In our study, after 2 years of follow up 8 out of 60 subjects with prediabetes, had progressed to T2DM. As regard the demographic, anthropometric and clinical characteristics of them, they were 6 females and 2 males, their ages ranged from 37-55 years, 5 of them had positive family history of T2DM.
As regard the clinical characteristics of them, 3 of them were known hypertensive and on treatment, one of them had macro-albuminuria and fatty liver, 4 of them had neuropathy.
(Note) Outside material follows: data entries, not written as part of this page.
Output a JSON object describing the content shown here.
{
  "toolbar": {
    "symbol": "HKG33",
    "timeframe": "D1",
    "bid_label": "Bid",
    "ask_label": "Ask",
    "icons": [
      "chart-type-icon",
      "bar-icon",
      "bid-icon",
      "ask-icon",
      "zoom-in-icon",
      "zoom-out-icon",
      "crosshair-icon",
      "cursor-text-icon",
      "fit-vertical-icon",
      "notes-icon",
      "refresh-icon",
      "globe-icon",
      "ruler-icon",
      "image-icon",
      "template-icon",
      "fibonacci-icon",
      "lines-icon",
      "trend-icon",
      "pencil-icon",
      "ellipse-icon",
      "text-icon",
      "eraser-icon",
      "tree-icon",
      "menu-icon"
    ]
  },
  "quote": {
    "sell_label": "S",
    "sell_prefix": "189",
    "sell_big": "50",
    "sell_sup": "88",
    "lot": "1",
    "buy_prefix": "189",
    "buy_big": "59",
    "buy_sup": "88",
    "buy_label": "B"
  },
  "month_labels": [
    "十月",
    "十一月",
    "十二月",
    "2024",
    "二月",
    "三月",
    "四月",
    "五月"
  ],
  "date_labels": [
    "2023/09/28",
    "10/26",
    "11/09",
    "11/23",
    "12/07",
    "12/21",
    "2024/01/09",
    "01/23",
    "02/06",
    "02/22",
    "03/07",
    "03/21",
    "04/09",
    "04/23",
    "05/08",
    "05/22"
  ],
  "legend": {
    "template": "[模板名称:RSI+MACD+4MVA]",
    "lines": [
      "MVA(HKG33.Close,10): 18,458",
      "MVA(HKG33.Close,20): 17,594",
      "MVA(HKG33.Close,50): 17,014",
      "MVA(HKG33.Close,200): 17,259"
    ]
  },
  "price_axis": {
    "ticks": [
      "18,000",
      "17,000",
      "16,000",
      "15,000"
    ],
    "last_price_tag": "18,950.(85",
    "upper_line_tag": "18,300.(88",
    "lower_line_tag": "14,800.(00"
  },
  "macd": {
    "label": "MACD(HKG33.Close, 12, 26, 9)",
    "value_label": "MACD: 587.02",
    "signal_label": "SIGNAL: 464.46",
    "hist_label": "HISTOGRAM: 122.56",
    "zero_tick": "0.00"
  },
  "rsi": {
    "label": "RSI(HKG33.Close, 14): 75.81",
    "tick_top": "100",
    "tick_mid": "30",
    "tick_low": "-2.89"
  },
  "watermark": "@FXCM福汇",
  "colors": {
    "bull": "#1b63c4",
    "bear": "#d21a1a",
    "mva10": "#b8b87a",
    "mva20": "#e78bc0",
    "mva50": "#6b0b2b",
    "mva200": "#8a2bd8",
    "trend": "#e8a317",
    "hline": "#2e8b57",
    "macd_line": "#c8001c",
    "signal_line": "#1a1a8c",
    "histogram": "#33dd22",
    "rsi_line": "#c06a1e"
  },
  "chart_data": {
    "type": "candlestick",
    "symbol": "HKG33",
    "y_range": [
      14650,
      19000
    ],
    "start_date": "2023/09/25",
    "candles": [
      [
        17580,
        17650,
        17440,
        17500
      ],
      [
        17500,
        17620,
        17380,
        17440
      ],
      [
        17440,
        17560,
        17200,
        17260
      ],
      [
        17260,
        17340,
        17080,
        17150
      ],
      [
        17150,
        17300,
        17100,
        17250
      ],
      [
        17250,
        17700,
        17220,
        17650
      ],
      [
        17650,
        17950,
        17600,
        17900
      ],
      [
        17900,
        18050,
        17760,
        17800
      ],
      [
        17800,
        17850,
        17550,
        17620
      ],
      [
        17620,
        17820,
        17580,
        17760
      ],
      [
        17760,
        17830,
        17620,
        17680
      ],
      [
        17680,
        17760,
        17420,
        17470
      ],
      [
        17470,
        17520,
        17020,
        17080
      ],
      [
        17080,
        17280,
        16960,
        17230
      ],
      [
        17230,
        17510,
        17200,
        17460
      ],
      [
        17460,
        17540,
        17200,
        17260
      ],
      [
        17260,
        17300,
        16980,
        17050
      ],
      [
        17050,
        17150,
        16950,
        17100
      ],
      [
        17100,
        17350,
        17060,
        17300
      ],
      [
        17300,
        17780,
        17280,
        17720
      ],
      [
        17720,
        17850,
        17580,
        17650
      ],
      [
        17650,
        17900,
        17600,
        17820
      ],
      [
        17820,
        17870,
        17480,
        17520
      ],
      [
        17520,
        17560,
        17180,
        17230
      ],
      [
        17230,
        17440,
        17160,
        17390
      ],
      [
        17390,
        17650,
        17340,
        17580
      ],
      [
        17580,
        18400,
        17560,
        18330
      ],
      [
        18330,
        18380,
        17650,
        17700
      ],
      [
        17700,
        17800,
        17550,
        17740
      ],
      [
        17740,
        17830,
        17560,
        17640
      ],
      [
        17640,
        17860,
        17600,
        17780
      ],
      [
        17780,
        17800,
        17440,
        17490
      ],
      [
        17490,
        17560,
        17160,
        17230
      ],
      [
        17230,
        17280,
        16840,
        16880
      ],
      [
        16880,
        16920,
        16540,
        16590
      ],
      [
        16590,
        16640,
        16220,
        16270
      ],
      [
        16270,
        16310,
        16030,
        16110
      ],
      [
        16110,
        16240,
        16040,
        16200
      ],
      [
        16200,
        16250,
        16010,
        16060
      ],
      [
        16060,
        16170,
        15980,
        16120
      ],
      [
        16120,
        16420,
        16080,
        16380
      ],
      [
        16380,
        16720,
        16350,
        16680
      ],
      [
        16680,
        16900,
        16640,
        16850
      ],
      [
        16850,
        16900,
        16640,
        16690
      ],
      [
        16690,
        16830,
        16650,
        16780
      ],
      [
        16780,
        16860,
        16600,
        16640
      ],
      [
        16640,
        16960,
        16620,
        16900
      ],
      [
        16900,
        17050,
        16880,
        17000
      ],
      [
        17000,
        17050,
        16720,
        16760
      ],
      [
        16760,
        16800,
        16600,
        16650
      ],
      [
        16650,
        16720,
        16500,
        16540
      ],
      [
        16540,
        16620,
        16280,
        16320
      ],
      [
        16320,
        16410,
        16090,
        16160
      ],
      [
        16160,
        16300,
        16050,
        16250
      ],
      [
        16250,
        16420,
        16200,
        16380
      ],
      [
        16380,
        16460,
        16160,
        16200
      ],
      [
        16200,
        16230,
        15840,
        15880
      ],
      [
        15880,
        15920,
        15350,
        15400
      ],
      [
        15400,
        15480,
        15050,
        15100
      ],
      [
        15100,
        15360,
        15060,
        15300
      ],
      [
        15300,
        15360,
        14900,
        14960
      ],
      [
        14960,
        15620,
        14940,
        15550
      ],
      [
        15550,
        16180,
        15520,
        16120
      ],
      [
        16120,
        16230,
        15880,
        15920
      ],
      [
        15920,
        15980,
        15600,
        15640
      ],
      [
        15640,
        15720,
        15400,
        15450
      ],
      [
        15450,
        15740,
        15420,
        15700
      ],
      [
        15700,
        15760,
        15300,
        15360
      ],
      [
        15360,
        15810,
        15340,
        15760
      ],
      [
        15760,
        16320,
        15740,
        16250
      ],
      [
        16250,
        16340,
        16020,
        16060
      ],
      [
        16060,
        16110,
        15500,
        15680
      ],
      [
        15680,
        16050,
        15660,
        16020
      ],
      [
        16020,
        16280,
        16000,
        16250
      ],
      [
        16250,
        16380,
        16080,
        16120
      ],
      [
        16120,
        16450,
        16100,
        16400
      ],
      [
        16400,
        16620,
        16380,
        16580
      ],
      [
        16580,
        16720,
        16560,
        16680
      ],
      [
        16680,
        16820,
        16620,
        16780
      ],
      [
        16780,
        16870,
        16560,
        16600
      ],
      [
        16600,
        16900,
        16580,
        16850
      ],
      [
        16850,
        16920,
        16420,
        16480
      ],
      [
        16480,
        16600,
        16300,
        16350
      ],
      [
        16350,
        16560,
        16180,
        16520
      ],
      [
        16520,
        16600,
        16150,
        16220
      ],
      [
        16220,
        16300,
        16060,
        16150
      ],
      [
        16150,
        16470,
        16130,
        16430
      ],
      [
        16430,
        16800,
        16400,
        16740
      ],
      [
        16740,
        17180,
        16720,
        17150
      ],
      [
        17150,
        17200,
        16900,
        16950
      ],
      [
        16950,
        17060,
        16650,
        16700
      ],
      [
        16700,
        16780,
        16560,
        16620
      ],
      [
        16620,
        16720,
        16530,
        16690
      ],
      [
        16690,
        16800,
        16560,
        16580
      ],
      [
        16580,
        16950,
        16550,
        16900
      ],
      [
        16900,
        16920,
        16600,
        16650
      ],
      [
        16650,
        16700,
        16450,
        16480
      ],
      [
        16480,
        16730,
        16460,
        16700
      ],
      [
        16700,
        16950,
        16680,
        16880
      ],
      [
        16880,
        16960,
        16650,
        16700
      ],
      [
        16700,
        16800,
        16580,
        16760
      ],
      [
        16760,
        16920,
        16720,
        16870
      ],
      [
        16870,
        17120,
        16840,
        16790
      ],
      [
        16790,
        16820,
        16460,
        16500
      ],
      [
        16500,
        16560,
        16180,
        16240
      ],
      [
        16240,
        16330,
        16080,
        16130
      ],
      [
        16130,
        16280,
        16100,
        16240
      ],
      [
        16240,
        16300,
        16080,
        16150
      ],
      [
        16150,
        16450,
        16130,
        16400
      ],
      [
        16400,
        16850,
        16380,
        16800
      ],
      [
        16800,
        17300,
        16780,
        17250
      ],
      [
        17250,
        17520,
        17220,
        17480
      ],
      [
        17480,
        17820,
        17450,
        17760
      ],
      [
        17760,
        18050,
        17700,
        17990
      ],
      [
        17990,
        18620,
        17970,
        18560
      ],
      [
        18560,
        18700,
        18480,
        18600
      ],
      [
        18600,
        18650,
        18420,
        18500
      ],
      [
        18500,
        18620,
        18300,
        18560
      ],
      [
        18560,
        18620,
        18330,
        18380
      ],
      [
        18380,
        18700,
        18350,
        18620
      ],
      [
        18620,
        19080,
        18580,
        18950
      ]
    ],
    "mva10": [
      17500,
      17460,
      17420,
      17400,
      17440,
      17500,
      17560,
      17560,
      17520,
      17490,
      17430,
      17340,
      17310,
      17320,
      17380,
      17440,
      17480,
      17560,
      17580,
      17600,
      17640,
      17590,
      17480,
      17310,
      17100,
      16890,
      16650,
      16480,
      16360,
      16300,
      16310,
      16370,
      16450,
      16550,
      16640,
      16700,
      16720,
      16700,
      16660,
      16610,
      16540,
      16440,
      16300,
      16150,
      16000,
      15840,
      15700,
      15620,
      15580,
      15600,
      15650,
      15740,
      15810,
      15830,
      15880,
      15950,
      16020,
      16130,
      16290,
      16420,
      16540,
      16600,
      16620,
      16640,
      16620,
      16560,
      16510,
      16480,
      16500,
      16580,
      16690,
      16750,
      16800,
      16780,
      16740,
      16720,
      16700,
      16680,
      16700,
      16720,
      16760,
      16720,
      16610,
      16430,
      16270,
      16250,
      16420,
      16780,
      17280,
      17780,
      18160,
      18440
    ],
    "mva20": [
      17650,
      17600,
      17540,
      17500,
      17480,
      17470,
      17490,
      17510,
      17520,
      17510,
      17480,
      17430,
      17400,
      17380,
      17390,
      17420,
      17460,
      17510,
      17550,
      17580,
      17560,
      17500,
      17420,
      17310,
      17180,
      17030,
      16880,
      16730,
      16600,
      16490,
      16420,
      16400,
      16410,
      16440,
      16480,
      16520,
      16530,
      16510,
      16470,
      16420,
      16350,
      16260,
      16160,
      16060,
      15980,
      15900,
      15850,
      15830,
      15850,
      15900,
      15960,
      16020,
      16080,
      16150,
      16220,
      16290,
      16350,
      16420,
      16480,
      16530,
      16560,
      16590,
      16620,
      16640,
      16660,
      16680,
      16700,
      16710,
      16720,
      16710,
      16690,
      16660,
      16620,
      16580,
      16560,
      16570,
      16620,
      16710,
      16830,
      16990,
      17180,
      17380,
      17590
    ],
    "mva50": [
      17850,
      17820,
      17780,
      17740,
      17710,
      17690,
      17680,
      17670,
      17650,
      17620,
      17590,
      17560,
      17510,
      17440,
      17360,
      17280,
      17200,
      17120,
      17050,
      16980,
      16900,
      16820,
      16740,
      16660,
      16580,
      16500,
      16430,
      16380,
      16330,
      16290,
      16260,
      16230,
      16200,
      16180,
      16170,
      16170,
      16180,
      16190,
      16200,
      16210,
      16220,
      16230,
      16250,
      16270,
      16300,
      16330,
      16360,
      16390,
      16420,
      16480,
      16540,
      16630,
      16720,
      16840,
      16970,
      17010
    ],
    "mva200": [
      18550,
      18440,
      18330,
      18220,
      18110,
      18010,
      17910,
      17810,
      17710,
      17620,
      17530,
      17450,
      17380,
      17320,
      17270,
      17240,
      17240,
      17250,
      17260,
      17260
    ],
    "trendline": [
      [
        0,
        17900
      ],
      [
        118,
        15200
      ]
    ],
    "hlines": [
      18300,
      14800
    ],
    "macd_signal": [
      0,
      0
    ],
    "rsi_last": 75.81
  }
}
As regard the anthropometric characteristics of them, all had high values for BMI, waist circumference, hip circumference and W /H ratio. We found that they had statistically significant higher fasting insulin, higher HOMA B, higher TNFα .As regard the lipid profile they had high values of total cholesterol, TGs and LDL. As regard A/C ratio; 3 of them had micro -albuminuria and 1 patient had macro-albuminuria.
As regard TNFα 238G/A genotypes; 3 of the prediabetics who progressed to T2DM were heterozygous (GA) and 1 was homozygous (AA) and 4 were wild type GG. Concerning TCF7L2 C/Tgenotypes; 3 of the prediabetics who progressed to T2DM were heterozygous (CT), 2 were homozygous (TT) and 3 were wild type CC.
We found that BMI, fasting Insulin, WBCs, Hip C, DBP, weight, serum TNF, HOMA B, total cholesterol, and height respectively had higher risk for progression of prediabetes to T2DM. Also, we found that the TT genotype favored more progression having (OR: 10.6) (p=0.04).